“Holds many surprises for the reader who has seen the Cuban reality . . . only through the distorting prism of propaganda.” —The New York Times Book Review, 1967
On December 31, 1958, Lee Lockwood, then a young photojournalist, went to Cuba to cover what looked to be the end of Batista’s regime. He arrived the day before Fidel Castro took power and spent a week canvassing the island before finding the victorious leader. Castro immediately took to Lockwood and over the next decade invited him back many times, granting him special access to his inner circle and free rein to explore the island without the usual restrictions imposed upon American journalists.
In 1965, Castro granted Lockwood a rare, in-depth interview but then missed appointment after appointment. Days turned into weeks turned into three interminable months, as Lockwood, like many journalists before and since, waited for Castro. But it was worth the anticipation, climaxing in a marathon seven-day interview that covered everything from racial issues in America to the Cuban Missile Crisis. It remains to this day one of the most penetrating portraits of the Cuban leader.
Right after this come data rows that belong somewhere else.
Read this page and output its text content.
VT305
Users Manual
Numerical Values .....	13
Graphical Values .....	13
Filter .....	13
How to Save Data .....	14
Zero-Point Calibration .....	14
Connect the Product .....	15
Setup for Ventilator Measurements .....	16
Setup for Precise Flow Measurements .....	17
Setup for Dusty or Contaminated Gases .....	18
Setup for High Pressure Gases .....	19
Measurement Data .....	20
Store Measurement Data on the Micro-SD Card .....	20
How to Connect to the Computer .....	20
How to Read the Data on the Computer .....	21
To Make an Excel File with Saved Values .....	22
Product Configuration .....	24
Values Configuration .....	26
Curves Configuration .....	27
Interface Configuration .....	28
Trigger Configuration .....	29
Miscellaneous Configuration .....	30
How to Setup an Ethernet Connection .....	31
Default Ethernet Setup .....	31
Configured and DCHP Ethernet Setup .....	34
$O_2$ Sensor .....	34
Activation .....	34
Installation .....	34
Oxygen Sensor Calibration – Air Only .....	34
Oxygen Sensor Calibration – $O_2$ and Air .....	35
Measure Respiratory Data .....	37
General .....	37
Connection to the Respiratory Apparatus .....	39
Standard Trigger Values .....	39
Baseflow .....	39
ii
Originally published in 1967, Lockwood’s interviews and observations are now republished by TASCHEN alongside hundreds of photographs covering both the weeks Lockwood spent traveling with Castro and the years he documented Cuba’s transformation throughout the ’60s. From military encampments in the Sierra Maestra mountains to Havana street life and political rallies, many of these color images have never been published before. A foreword and afterword by Latin America expert Saul Landau contextualize Lockwood’s work at a moment in history when U.S.-Cuba relations once again take center stage.